Die britische Vorband Pure Reason Revolution beginnt Punkt Neun inmitten dem Instrumentenwirrwarr auf der Bühne mit einem Instrumental-Intro, das entfernt an Placebo erinnert. Die Band ist zu viert - Drummer, Bassist, Gitarrist und eine Gitarristin, die Frontfrau, die auch für das Gerät für die durchgängig unterlegten Mike Oldfield-artigen Melodien zuständig ist. Alle außer dem Drummer singen und erzeugen dabei eine Art musikalischen Klangteppich - der Zuhörer versteht nur selten mal den Text, es lässt sich nur erahnen, dass auf Englisch gesungen wird, aber es entsteht eine interessante Grundmelodie. Mal klingt die Musik von Pure Reason Revolution verträumt, mal nach Regenwaldgeplätscher oder Weltraumrundflug - schön, aber für meinen Geschmack manchmal mit zuviel Bass und die einzelnen Stücke wenig abwechslungsreich. Nach 35 Minuten habe ich die erste zusammenhängende Zeile Text verstanden. Die Stimmen bilden einen wellenförmig steigenden und fallenden Rhythmus, Sologesang gibt es nicht. Manchmal kommt es mir dann doch vor wie ewiges Geplätscher von Wasser. Es irritiert mich zuweilen, dass immer auch Geräusche zu hören sind, die eindeutig nicht von den Instrumenten der Bandmitglieder live erzeugt werden. Beim Gitarrentausch zwischen den Liedern läuft die elektronische Hintergrundmusik einfach weiter. Pure Reason Revolution spielen mal schnell, mal langsam, mal dröhnend. Wie auf ihrer Website richtig festgestellt wurde, lässt sich der Sound dieser Band nur schwer in ein gängiges Schema pressen.

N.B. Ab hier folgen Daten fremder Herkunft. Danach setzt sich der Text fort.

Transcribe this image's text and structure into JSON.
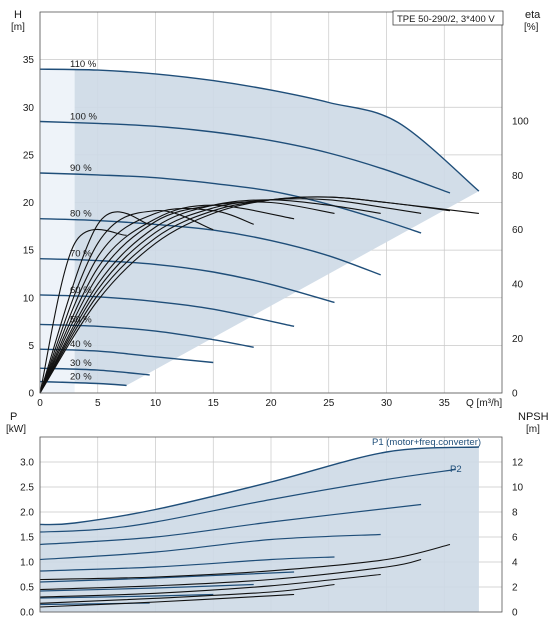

Nachdem Pure Reason Revolution nach einer Dreiviertelstunde den Platz für Blackfield frei gemacht haben, folgt allgemeines Rumgewusel auf der Bühne, in dessen Folge auch etwas Platz dort oben wird. Das Knust ist übrigens für einen Dienstagabend meiner Meinung nach ganz gut besucht, auch wenn es in der Halle nicht brechend voll ist.
Das Publikum wurde bisher nur zu leichtem Fuß- und Kopfnicken verleitet. In den nächsten Minuten werden Songlisten auf den Bühnenboden geklebt, grüne Scheinwerfer aufgestellt, ein Teppich ausgerollt, Wasserflaschen und Handtücher bereitgestellt und die Instrumente gestimmt - alles, was eben so gemacht werden muss, bevor die Hauptgruppe antritt.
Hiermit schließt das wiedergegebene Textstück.